Stated preference is not guaranteed action. People may lack full information, simplify answers, express social desirability or encounter different conditions at purchase. Preference can also evolve with category experience, as buyers learn and alternatives change.

A simple funnel can imply that every buyer moves through the same stages in order. Real choices can begin from habit, availability, recommendation or direct search, and people often buy from repertoires. Use the framework as a diagnostic view, not a universal law of decision making.

Consideration means the brand survives screening. Preference means it leads a stated comparison. Purchase means the market conditions allowed that preference, or another force, to become action.

Frequently asked questions

What is brand consideration?

It is the share of a defined audience that includes the brand among options they would seriously evaluate for a relevant future decision.

What is brand preference?

It is the share that ranks or selects the brand as first choice under clearly stated comparison conditions. The measure is relative to the options and scenario presented.

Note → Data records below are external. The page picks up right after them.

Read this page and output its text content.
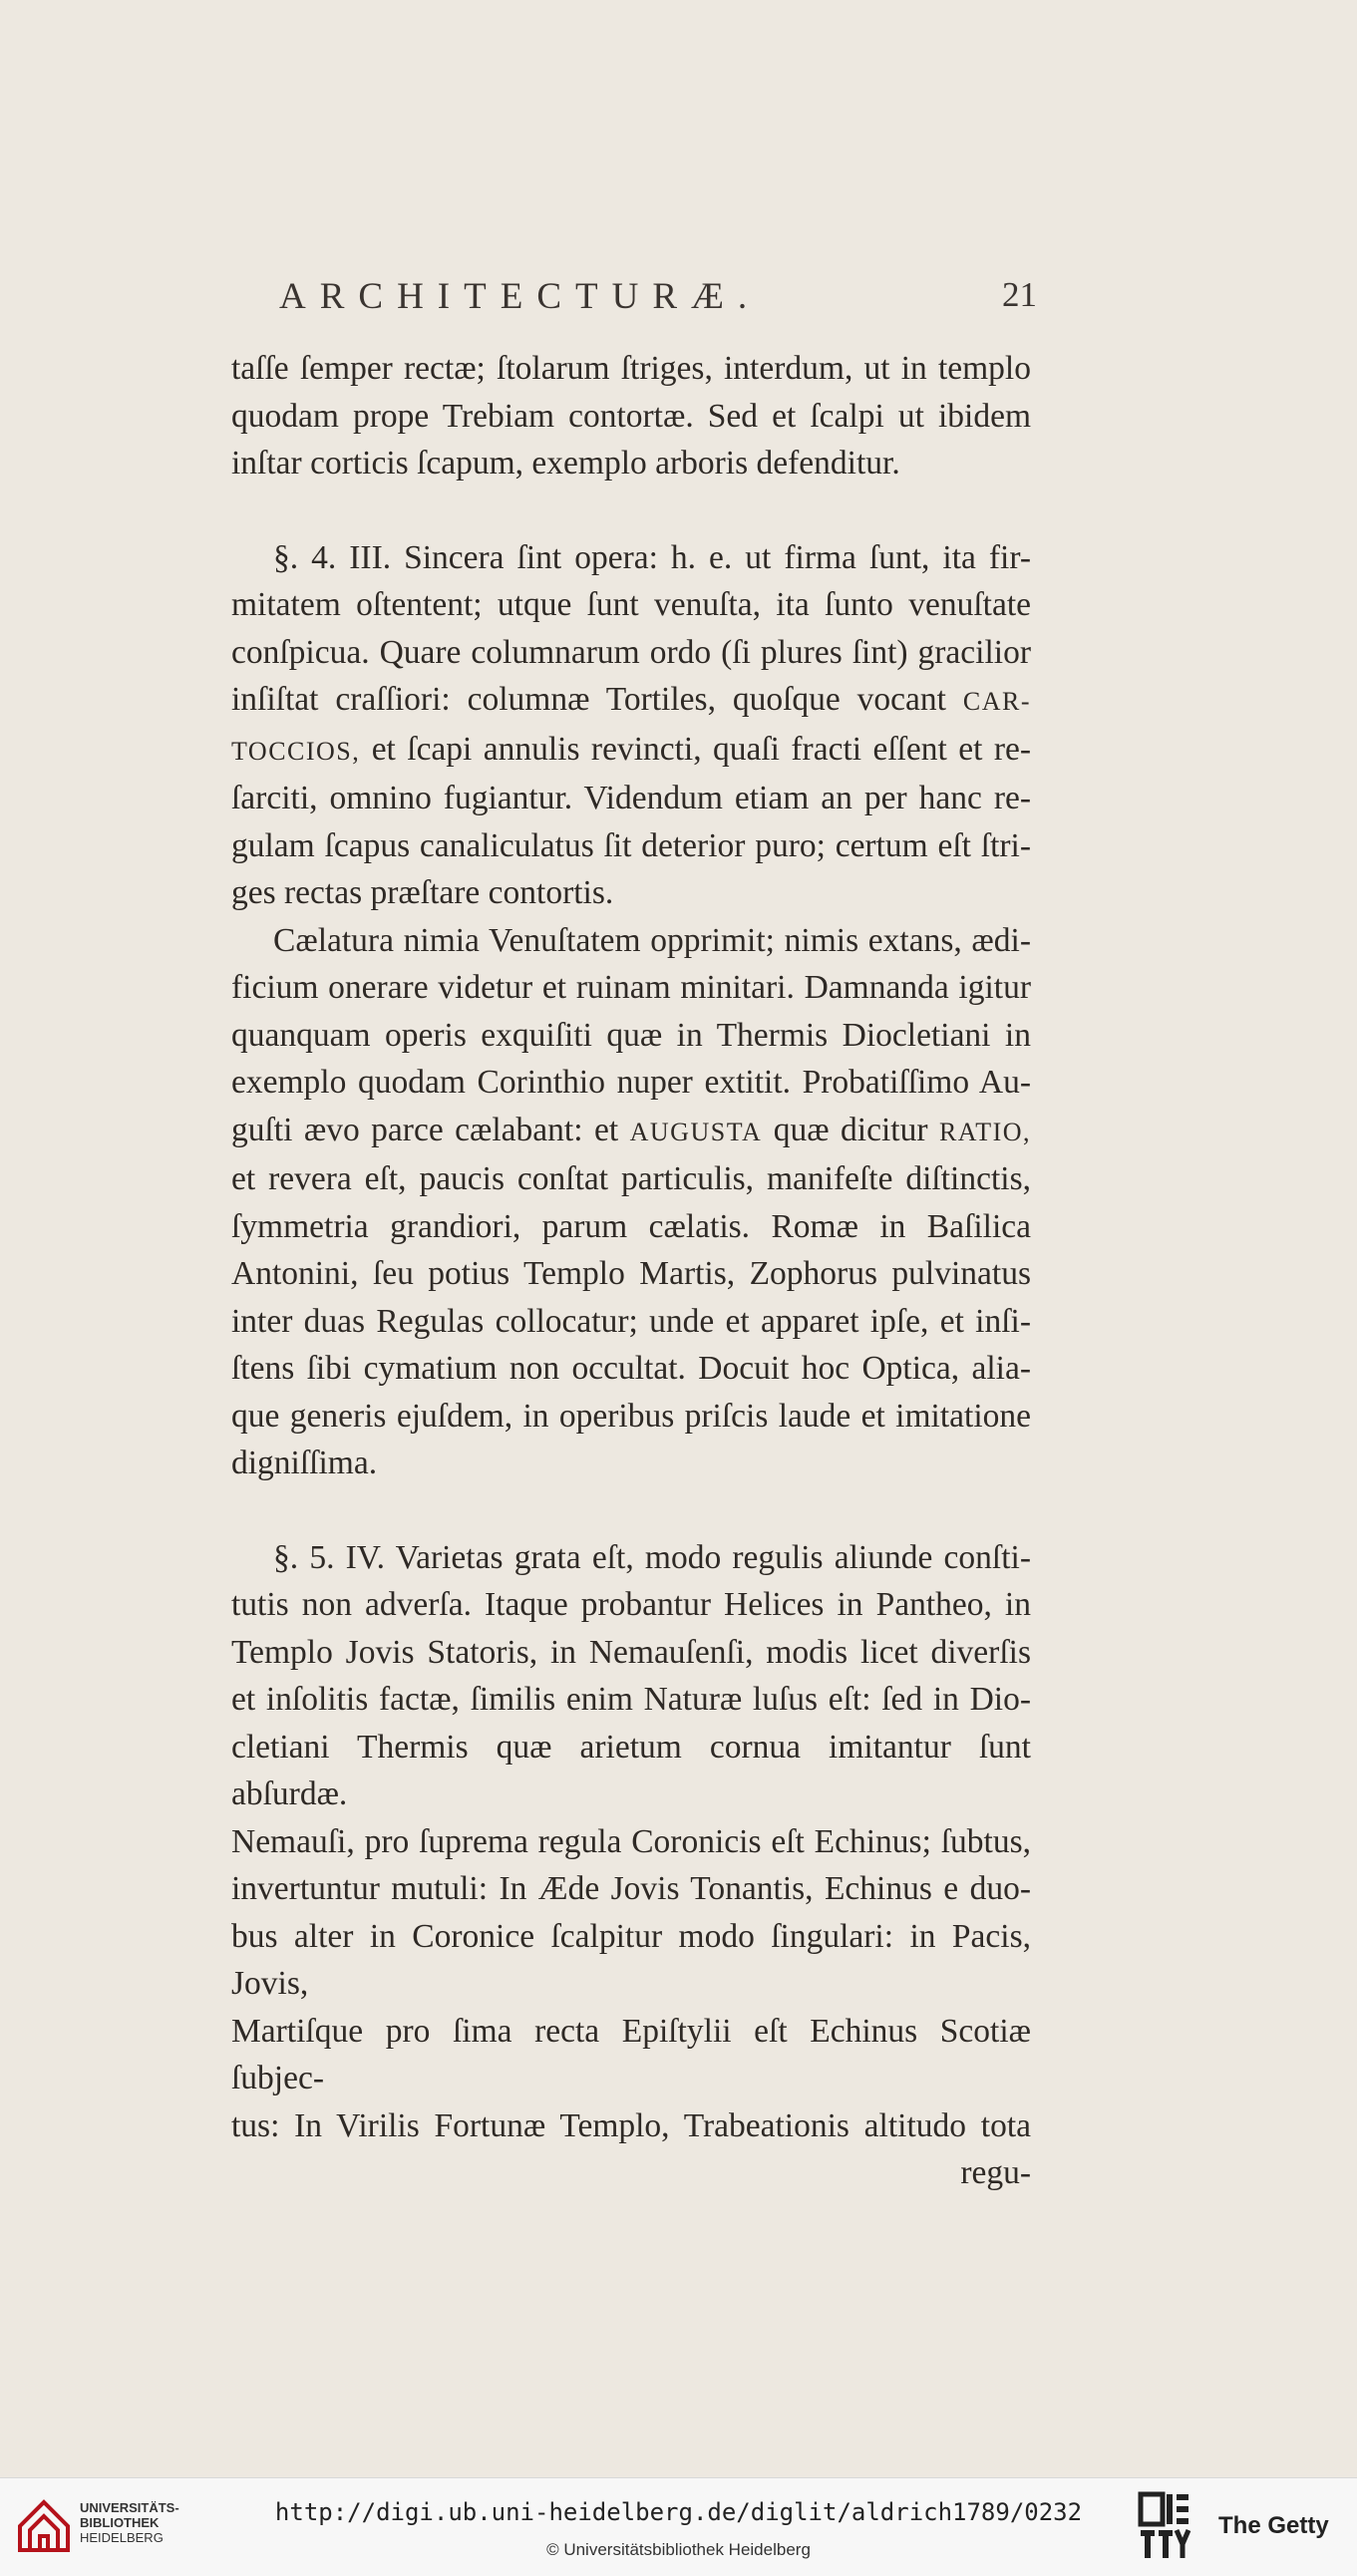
ARCHITECTURÆ.	21

taſſe ſemper rectæ; ſtolarum ſtriges, interdum, ut in templo

quodam prope Trebiam contortæ. Sed et ſcalpi ut ibidem

inſtar corticis ſcapum, exemplo arboris defenditur.

§. 4. III. Sincera ſint opera: h. e. ut firma ſunt, ita fir-

mitatem oſtentent; utque ſunt venuſta, ita ſunto venuſtate

conſpicua. Quare columnarum ordo (ſi plures ſint) gracilior

inſiſtat craſſiori: columnæ Tortiles, quoſque vocant CAR-

TOCCIOS, et ſcapi annulis revincti, quaſi fracti eſſent et re-

ſarciti, omnino fugiantur. Videndum etiam an per hanc re-

gulam ſcapus canaliculatus ſit deterior puro; certum eſt ſtri-

ges rectas præſtare contortis.

Cælatura nimia Venuſtatem opprimit; nimis extans, ædi-

ficium onerare videtur et ruinam minitari. Damnanda igitur

quanquam operis exquiſiti quæ in Thermis Diocletiani in

exemplo quodam Corinthio nuper extitit. Probatiſſimo Au-

guſti ævo parce cælabant: et AUGUSTA quæ dicitur RATIO,

et revera eſt, paucis conſtat particulis, manifeſte diſtinctis,

ſymmetria grandiori, parum cælatis. Romæ in Baſilica

Antonini, ſeu potius Templo Martis, Zophorus pulvinatus

inter duas Regulas collocatur; unde et apparet ipſe, et inſi-

ſtens ſibi cymatium non occultat. Docuit hoc Optica, alia-

que generis ejuſdem, in operibus priſcis laude et imitatione

digniſſima.

§. 5. IV. Varietas grata eſt, modo regulis aliunde conſti-

tutis non adverſa. Itaque probantur Helices in Pantheo, in

Templo Jovis Statoris, in Nemauſenſi, modis licet diverſis

et inſolitis factæ, ſimilis enim Naturæ luſus eſt: ſed in Dio-

cletiani Thermis quæ arietum cornua imitantur ſunt abſurdæ.

Nemauſi, pro ſuprema regula Coronicis eſt Echinus; ſubtus,

invertuntur mutuli: In Æde Jovis Tonantis, Echinus e duo-

bus alter in Coronice ſcalpitur modo ſingulari: in Pacis, Jovis,

Martiſque pro ſima recta Epiſtylii eſt Echinus Scotiæ ſubjec-

tus: In Virilis Fortunæ Templo, Trabeationis altitudo tota

regu-

UNIVERSITÄTS-
BIBLIOTHEK
HEIDELBERG
http://digi.ub.uni-heidelberg.de/diglit/aldrich1789/0232
© Universitätsbibliothek Heidelberg
The Getty
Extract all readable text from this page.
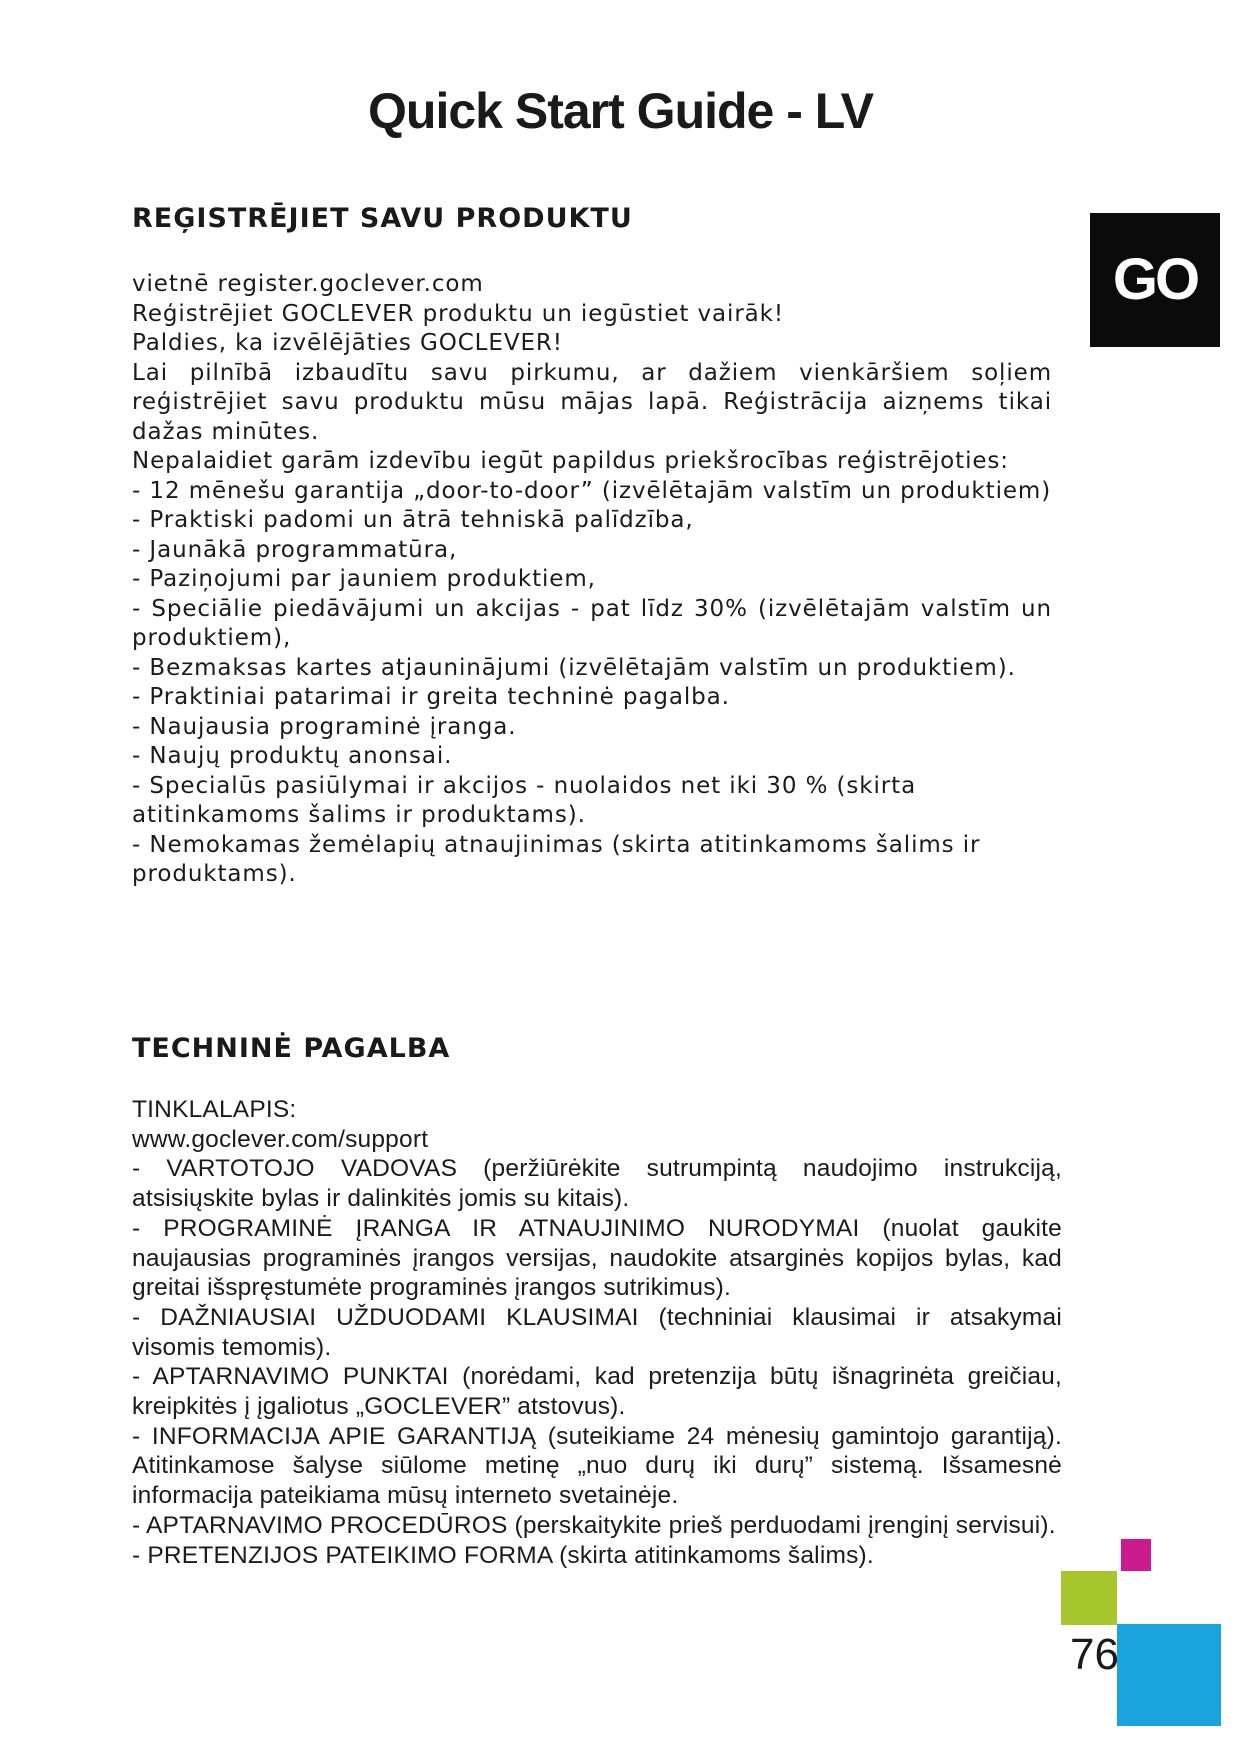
Quick Start Guide - LV
GO
REĢISTRĒJIET SAVU PRODUKTU
vietnē register.goclever.com
Reģistrējiet GOCLEVER produktu un iegūstiet vairāk!
Paldies, ka izvēlējāties GOCLEVER!
Lai pilnībā izbaudītu savu pirkumu, ar dažiem vienkāršiem soļiem reģistrējiet savu produktu mūsu mājas lapā. Reģistrācija aizņems tikai dažas minūtes.
Nepalaidiet garām izdevību iegūt papildus priekšrocības reģistrējoties:
- 12 mēnešu garantija „door-to-door” (izvēlētajām valstīm un produktiem)
- Praktiski padomi un ātrā tehniskā palīdzība,
- Jaunākā programmatūra,
- Paziņojumi par jauniem produktiem,
- Speciālie piedāvājumi un akcijas - pat līdz 30% (izvēlētajām valstīm un produktiem),
- Bezmaksas kartes atjauninājumi (izvēlētajām valstīm un produktiem).
- Praktiniai patarimai ir greita techninė pagalba.
- Naujausia programinė įranga.
- Naujų produktų anonsai.
- Specialūs pasiūlymai ir akcijos - nuolaidos net iki 30 % (skirta atitinkamoms šalims ir produktams).
- Nemokamas žemėlapių atnaujinimas (skirta atitinkamoms šalims ir produktams).
TECHNINĖ PAGALBA
TINKLALAPIS:
www.goclever.com/support
- VARTOTOJO VADOVAS (peržiūrėkite sutrumpintą naudojimo instrukciją, atsisiųskite bylas ir dalinkitės jomis su kitais).
- PROGRAMINĖ ĮRANGA IR ATNAUJINIMO NURODYMAI (nuolat gaukite naujausias programinės įrangos versijas, naudokite atsarginės kopijos bylas, kad greitai išspręstumėte programinės įrangos sutrikimus).
- DAŽNIAUSIAI UŽDUODAMI KLAUSIMAI (techniniai klausimai ir atsakymai visomis temomis).
- APTARNAVIMO PUNKTAI (norėdami, kad pretenzija būtų išnagrinėta greičiau, kreipkitės į įgaliotus „GOCLEVER” atstovus).
- INFORMACIJA APIE GARANTIJĄ (suteikiame 24 mėnesių gamintojo garantiją). Atitinkamose šalyse siūlome metinę „nuo durų iki durų” sistemą. Išsamesnė informacija pateikiama mūsų interneto svetainėje.
- APTARNAVIMO PROCEDŪROS (perskaitykite prieš perduodami įrenginį servisui).
- PRETENZIJOS PATEIKIMO FORMA (skirta atitinkamoms šalims).
76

Is consideration the same as purchase intent?

No. Consideration means the brand is a serious option. Purchase intent estimates a respondent's claimed likelihood of buying, which also depends on category timing and other conditions.

How is aware-to-consider conversion calculated?

Divide respondents who consider the brand by respondents aware of it, using compatible bases. Show overall consideration too, because a strong conversion rate can sit on limited awareness.

Does high brand preference predict sales?

It can be informative, but it is not a sales guarantee. Price, availability, habit, competition, channel friction and the gap between stated and actual behaviour can change purchase.